Dans un statut publié récemment, le Dr. Raoudha Gafrache a attiré l’attention sur la gravité de la situation hydrique en Tunisie, soulignant l’urgence de repenser la gestion de nos ressources en eau. À la lumière de ses observations, il est essentiel d’analyser la situation actuelle des eaux de surface pour mieux comprendre les défis auxquels le pays est confronté et envisager des solutions adaptées.
Analyse de la situation
Parmi les 36 barrages actuellement en exploitation, 12 disposent d’un volume d’eau nul, soit zéro million de mètres cubes disponibles pour l’exploitation. L’exploitation inclut l’usage domestique (eau potable, industrie et tourisme), l’irrigation, ainsi que les pertes liées aux fuites et à l’évaporation, ces deux derniers étant inévitables.
Ces 12 barrages, représentant un tiers des infrastructures, se répartissent géographiquement comme suit :
- Nord : Barrages de Tine, Melah, Ghezala et Rmil.
- Centre : Barrages d’El Houareb, Sficifa, Sidi Yaich et El Brek.
- Cap Bon : Barrages de Bizirk, Chiba, Lenna et Hma.
Au 1er janvier 2025, le volume d’eau exploitable ne représente que 55 % (295 Mm³) du stock total, estimé à 540 Mm³. Toutefois, seulement 260 Mm³ pourront être destinés à l’alimentation en eau potable.
Évolution des stocks
- 1er septembre 2024 : Les réserves totales étaient de 542 Mm³.
- 1er janvier 2025 : Après des apports de 234 Mm³, les stocks se situent à 540 Mm³. Cela indique une exploitation moyenne quotidienne de 1,9 Mm³/jour.
Comparaison historique
Depuis 2007, où les barrages détenaient 1 459 Mm³ d’eau au 1er janvier, le stock de 2025 est le plus faible jamais enregistré, inférieur même à celui des années 2017 et 2018, considérées comme des années de sécheresse.
Sécheresses répétées et impacts climatiques
Les sécheresses pluviométriques des dernières années ont causé des déficits hydrologiques marqués.
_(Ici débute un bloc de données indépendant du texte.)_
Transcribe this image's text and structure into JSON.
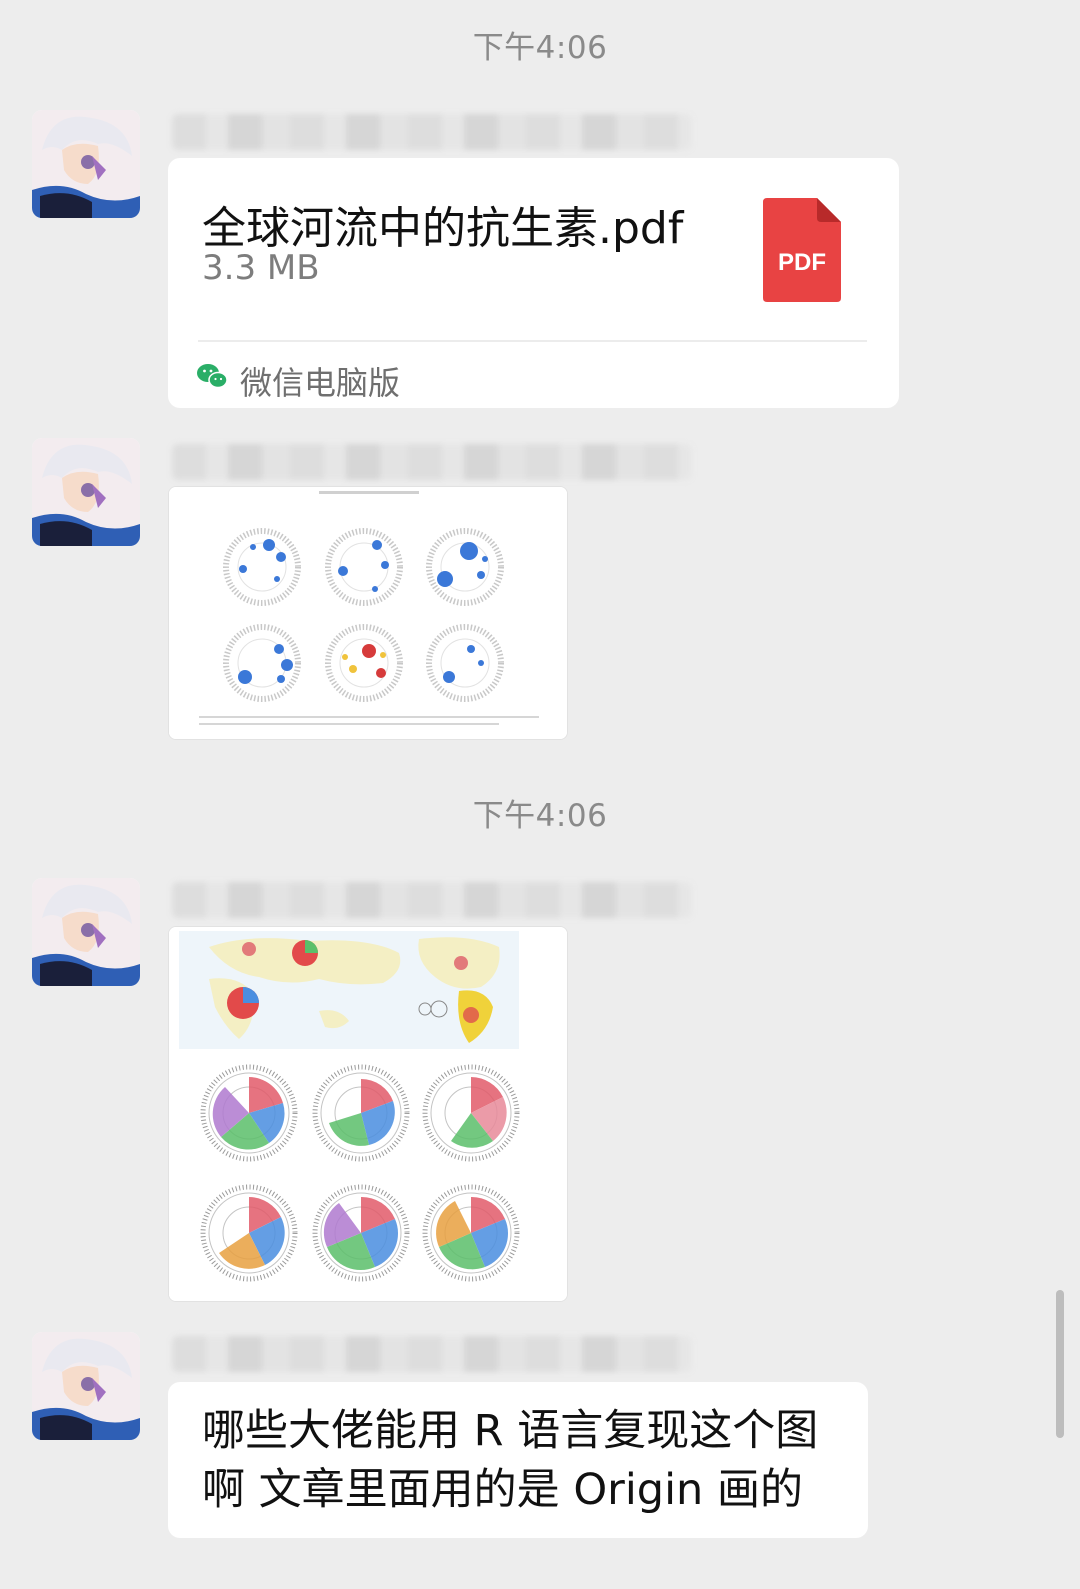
{
  "timestamps": [
    "下午4:06",
    "下午4:06"
  ],
  "file_message": {
    "file_name": "全球河流中的抗生素.pdf",
    "file_size": "3.3 MB",
    "file_type_badge": "PDF",
    "source_label": "微信电脑版"
  },
  "text_message": {
    "line1": "哪些大佬能用 R 语言复现这个图",
    "line2": "啊  文章里面用的是 Origin 画的"
  },
  "colors": {
    "background": "#ededed",
    "bubble": "#ffffff",
    "pdf_red": "#e84343",
    "wechat_green": "#2aae67",
    "timestamp": "#8a8a8a"
  },
  "icons": [
    "avatar",
    "pdf-file-icon",
    "wechat-icon"
  ]
}
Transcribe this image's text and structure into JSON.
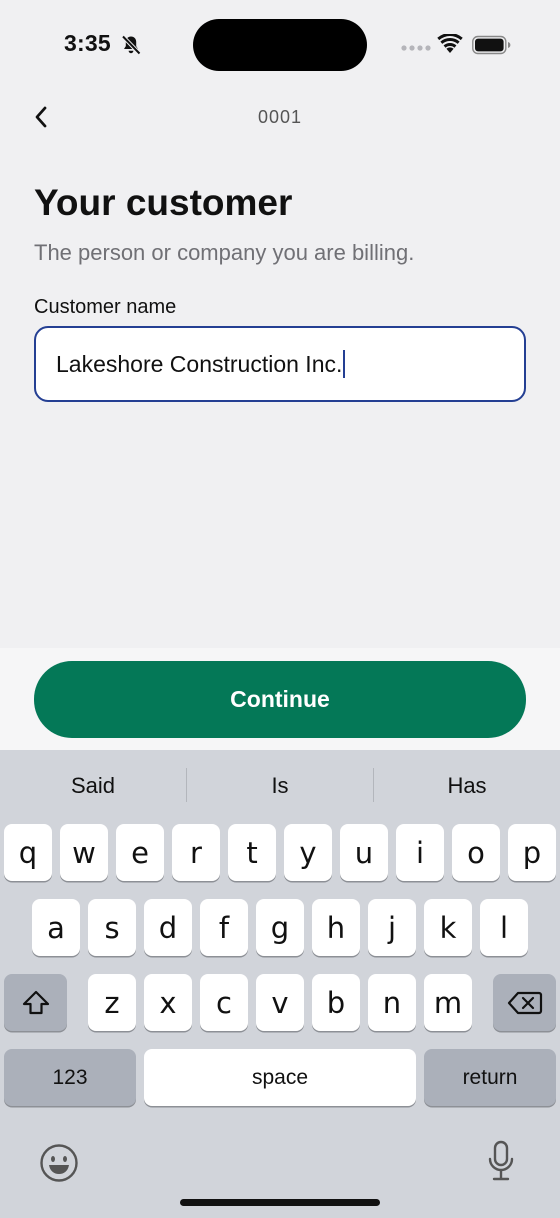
{
  "status_bar": {
    "time": "3:35",
    "icons": [
      "bell-slash-icon",
      "cellular-signal-icon",
      "wifi-icon",
      "battery-icon"
    ]
  },
  "nav": {
    "back_icon": "chevron-left-icon",
    "title": "0001"
  },
  "content": {
    "title": "Your customer",
    "subtitle": "The person or company you are billing.",
    "field_label": "Customer name",
    "field_value": "Lakeshore Construction Inc."
  },
  "actions": {
    "continue_label": "Continue"
  },
  "keyboard": {
    "suggestions": [
      "Said",
      "Is",
      "Has"
    ],
    "row1": [
      "q",
      "w",
      "e",
      "r",
      "t",
      "y",
      "u",
      "i",
      "o",
      "p"
    ],
    "row2": [
      "a",
      "s",
      "d",
      "f",
      "g",
      "h",
      "j",
      "k",
      "l"
    ],
    "row3": [
      "z",
      "x",
      "c",
      "v",
      "b",
      "n",
      "m"
    ],
    "numbers_label": "123",
    "space_label": "space",
    "return_label": "return",
    "shift_icon": "shift-icon",
    "delete_icon": "delete-backspace-icon",
    "emoji_icon": "emoji-icon",
    "mic_icon": "microphone-icon"
  },
  "colors": {
    "accent_green": "#047857",
    "focus_blue": "#243f93",
    "background": "#f0f0f2",
    "keyboard_bg": "#d1d4da"
  }
}
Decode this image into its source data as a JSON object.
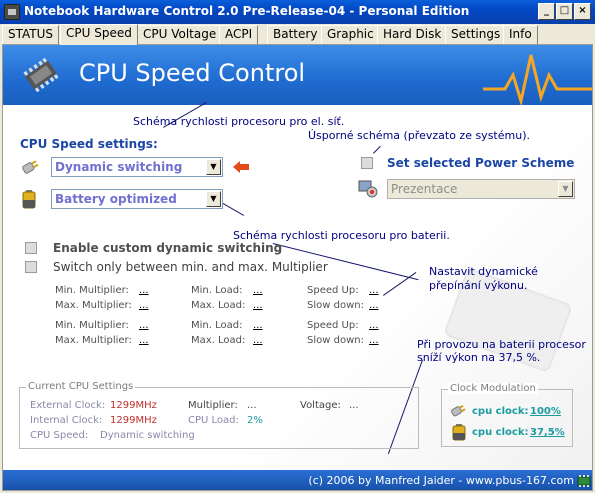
{
  "window": {
    "title": "Notebook Hardware Control 2.0 Pre-Release-04 - Personal Edition",
    "minimize": "_",
    "maximize": "□",
    "close": "×"
  },
  "tabs": [
    "STATUS",
    "CPU Speed",
    "CPU Voltage",
    "ACPI",
    "Battery",
    "Graphic",
    "Hard Disk",
    "Settings",
    "Info"
  ],
  "active_tab": "CPU Speed",
  "header": {
    "title": "CPU Speed Control"
  },
  "annotations": {
    "ac_scheme": "Schéma rychlosti procesoru pro el. síť.",
    "power_scheme": "Úsporné schéma (převzato ze systému).",
    "battery_scheme": "Schéma rychlosti procesoru pro baterii.",
    "dynamic_1": "Nastavit dynamické",
    "dynamic_2": "přepínání výkonu.",
    "battery_info_1": "Při provozu na baterii procesor",
    "battery_info_2": "sníží výkon na 37,5 %."
  },
  "cpu_speed_settings": {
    "label": "CPU Speed settings:",
    "ac_value": "Dynamic switching",
    "battery_value": "Battery optimized"
  },
  "power_scheme": {
    "label": "Set selected Power Scheme",
    "value": "Prezentace"
  },
  "custom": {
    "enable_label": "Enable custom dynamic switching",
    "switch_label": "Switch only between min. and max. Multiplier"
  },
  "multiplier_rows": [
    {
      "c1": "Min. Multiplier:",
      "v1": "...",
      "c2": "Min. Load:",
      "v2": "...",
      "c3": "Speed Up:",
      "v3": "..."
    },
    {
      "c1": "Max. Multiplier:",
      "v1": "...",
      "c2": "Max. Load:",
      "v2": "...",
      "c3": "Slow down:",
      "v3": "..."
    },
    {
      "c1": "Min. Multiplier:",
      "v1": "...",
      "c2": "Min. Load:",
      "v2": "...",
      "c3": "Speed Up:",
      "v3": "..."
    },
    {
      "c1": "Max. Multiplier:",
      "v1": "...",
      "c2": "Max. Load:",
      "v2": "...",
      "c3": "Slow down:",
      "v3": "..."
    }
  ],
  "current": {
    "title": "Current CPU Settings",
    "external_label": "External Clock:",
    "external_value": "1299MHz",
    "internal_label": "Internal Clock:",
    "internal_value": "1299MHz",
    "multiplier_label": "Multiplier:",
    "multiplier_value": "...",
    "voltage_label": "Voltage:",
    "voltage_value": "...",
    "load_label": "CPU Load:",
    "load_value": "2%",
    "speed_label": "CPU Speed:",
    "speed_value": "Dynamic switching"
  },
  "clock_modulation": {
    "title": "Clock Modulation",
    "ac_label": "cpu clock:",
    "ac_value": "100%",
    "battery_label": "cpu clock:",
    "battery_value": "37,5%"
  },
  "footer": {
    "text": "(c) 2006 by Manfred Jaider - www.pbus-167.com"
  },
  "colors": {
    "title_bar": "#0247c4",
    "header": "#1f6bd0",
    "accent_orange": "#f5a623",
    "link": "#1a9ca0"
  }
}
Les apports entre le 1er septembre et le 1er janvier ont enregistré des déficits de :
- 79 % en 2023,
- 62 % en 2024,
- 55,4 % en 2025.
L’augmentation des températures a également exacerbé la situation, entraînant une évaporation accrue, des besoins d’exploitation plus élevés et une dessiccation accélérée des sols. Voici les écarts des températures moyennes estivales par rapport à la normale :
- Été 2021 : +2,2 °C,
- Été 2022 : +2,0 °C,
- Été 2023 : +1,5 °C,
- Été 2024 : +1,5 °C, accompagné d’un déficit pluviométrique de 50 %.
En outre, la température moyenne d’octobre 2024 a dépassé la normale de 2,1 °C.
Nécessité d’un changement stratégique
Face à ces constats alarmants, il est impératif de revoir la gestion des eaux de surface. Cela inclut :
- Une nouvelle politique agricole et un modèle de consommation plus rationnel, évitant pertes et gaspillages, notamment dans le secteur alimentaire.
- L’établissement de conventions internationales pour la gestion des eaux souterraines et de surface partagées avec les pays voisins.
- Une politique renforcée de protection des ressources souterraines, qui constituent le dernier stock stratégique d’eau douce.
Ce réajustement s’impose pour garantir la durabilité des ressources en eau face aux défis climatiques et hydrologiques croissants.